Он научился притворяться. Отрастил лёгкую небрежность в улыбке, научился пожимать плечами в ответ на вопросы о «том странном лете у дяди Стэна», находил остроумные ответы, когда одноклассники подкалывали его за любовь к «дурацким паранормальным штучкам». Дневники он спрятал так глубоко в тайник под кроватью, что даже пыль не могла до них добраться. Но память была хуже пыли. Она не знала преград, не знала жалости и въедалась в подкорку с настойчивостью вируса, от которого нет вакцины.
Всё началось с мелочей.
Вначале это был просто рисунок на асфальте по дороге в школу. Мелом, криво, будто детская рука, не рассчитавшая пропорции, вывела треугольник. Диппер перешагнул через него, даже не сбавив шага, но в затылке противно засвербело до самого обеда, и он поймал себя на том, что пять раз перепроверил, заперта ли его комната.
Потом появилась тень на стене его спальни. Слишком острая, слишком геометричная для лампы с зелёным абажуром, которую он включал по вечерам, делая домашнее задание. Диппер моргнул, и тень стала обычной, расплывчатой и безликой, как и положено тени от обычной лампы в обычной комнате обычного семнадцатилетнего парня.
— Ты просто переутомился, — сказал он своему отражению в тёмном окне, когда очередная бессонная ночь подкралась к трём часам. Отражение согласно кивнуло — усталое, с тёмными кругами под глазами, осунувшееся. Но в глубине стекла, за его собственным лицом, за отражением комнаты с аккуратно заправленной кроватью, ему на секунду почудился жёлтый отблеск. Он резко обернулся, но за спиной была только тишина и мерный гул холодильника из кухни.
Сны пришли не сразу. Сначала была просто бессонница, растянувшаяся на недели. Диппер ворочался в кровати, сбивая простыню, вставал пить воду, смотрел в потолок и считал трещины в штукатурке. Он перепробовал всё: тёплое молоко, снотворное из маминой аптечки, дыхательные упражнения из интернета. Ничего не помогало. Организм отказывался отключаться, словно боялся, что в темноте сознания его поджидает что-то страшное. И когда он всё-таки сдавался, проваливался не в спасительную чёрную пустоту забытья.

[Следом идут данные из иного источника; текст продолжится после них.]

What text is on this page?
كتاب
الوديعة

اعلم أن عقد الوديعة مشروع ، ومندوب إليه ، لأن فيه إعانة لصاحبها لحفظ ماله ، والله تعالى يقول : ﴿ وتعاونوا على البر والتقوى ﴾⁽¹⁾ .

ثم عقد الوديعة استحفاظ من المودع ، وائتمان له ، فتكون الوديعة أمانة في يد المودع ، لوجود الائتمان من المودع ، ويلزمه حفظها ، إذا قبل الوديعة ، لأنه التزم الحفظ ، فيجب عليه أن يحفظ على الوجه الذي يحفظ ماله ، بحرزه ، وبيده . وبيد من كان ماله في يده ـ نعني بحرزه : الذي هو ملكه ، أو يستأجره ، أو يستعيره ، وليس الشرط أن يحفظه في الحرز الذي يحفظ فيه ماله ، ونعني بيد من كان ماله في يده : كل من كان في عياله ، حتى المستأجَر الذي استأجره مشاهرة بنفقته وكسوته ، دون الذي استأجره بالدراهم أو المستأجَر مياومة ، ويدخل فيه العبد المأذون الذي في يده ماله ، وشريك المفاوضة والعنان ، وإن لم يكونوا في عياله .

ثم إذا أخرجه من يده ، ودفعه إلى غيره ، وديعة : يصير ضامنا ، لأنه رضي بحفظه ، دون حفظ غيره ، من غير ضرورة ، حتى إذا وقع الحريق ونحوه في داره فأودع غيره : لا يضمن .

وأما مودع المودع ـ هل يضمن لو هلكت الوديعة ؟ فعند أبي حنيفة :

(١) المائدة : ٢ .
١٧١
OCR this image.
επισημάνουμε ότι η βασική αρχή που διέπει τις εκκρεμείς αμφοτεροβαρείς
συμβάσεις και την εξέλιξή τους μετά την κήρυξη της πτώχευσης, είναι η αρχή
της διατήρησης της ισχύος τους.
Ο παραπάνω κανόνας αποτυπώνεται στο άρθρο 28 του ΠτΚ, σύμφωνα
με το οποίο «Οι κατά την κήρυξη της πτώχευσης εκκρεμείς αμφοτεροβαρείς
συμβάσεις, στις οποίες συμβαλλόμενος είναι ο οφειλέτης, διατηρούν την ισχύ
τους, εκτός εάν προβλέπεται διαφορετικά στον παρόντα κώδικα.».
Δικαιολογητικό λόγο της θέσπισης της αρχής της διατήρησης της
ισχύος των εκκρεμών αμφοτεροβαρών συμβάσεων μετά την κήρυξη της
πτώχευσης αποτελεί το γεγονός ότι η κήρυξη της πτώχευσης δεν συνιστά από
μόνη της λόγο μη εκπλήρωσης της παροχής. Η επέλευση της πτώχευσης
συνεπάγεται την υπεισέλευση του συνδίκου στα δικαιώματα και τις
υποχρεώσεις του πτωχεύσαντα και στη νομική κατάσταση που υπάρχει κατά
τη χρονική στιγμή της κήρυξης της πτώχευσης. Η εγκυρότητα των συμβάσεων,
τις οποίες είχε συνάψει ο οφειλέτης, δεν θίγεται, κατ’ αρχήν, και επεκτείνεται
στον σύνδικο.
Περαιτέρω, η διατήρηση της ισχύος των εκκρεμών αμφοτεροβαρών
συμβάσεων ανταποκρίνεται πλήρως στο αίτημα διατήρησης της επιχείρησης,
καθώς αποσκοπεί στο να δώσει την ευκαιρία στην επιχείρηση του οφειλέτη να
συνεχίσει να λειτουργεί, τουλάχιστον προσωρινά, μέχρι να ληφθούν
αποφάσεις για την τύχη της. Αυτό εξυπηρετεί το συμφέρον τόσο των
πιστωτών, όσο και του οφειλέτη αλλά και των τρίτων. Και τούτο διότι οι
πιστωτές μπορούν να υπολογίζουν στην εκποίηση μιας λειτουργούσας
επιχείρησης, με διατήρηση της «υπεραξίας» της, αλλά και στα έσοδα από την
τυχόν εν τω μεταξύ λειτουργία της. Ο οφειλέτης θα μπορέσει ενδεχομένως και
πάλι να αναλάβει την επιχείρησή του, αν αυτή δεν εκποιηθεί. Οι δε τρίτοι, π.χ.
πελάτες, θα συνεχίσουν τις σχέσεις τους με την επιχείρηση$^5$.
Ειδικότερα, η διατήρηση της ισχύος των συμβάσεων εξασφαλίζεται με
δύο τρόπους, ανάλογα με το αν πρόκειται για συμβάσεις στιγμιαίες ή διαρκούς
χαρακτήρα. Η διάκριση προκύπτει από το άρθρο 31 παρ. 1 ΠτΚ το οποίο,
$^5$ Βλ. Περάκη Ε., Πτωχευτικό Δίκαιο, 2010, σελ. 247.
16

Реальность Пьедмонта истончилась до папиросной бумаги где-то в середине октября, когда дожди зарядили на две недели без просвета, и Диппер перестал различать, где заканчивается его бессонница и начинаются предрассветные сумерки. Он сидел на подоконнике, уперев лоб в холодное стекло, и смотрел, как капли разбиваются об асфальт школьного двора. В висках стучало от пятой чашки кофе, желудок сводило голодной судорогой, которую он глушил никотином — привычка, подобранная тайком, вонючая и позорная, но единственная, что давала рукам хоть какое-то занятие, пока мозг пережёвывал одну и ту же мысль. Мысль была треугольной и пахла серой.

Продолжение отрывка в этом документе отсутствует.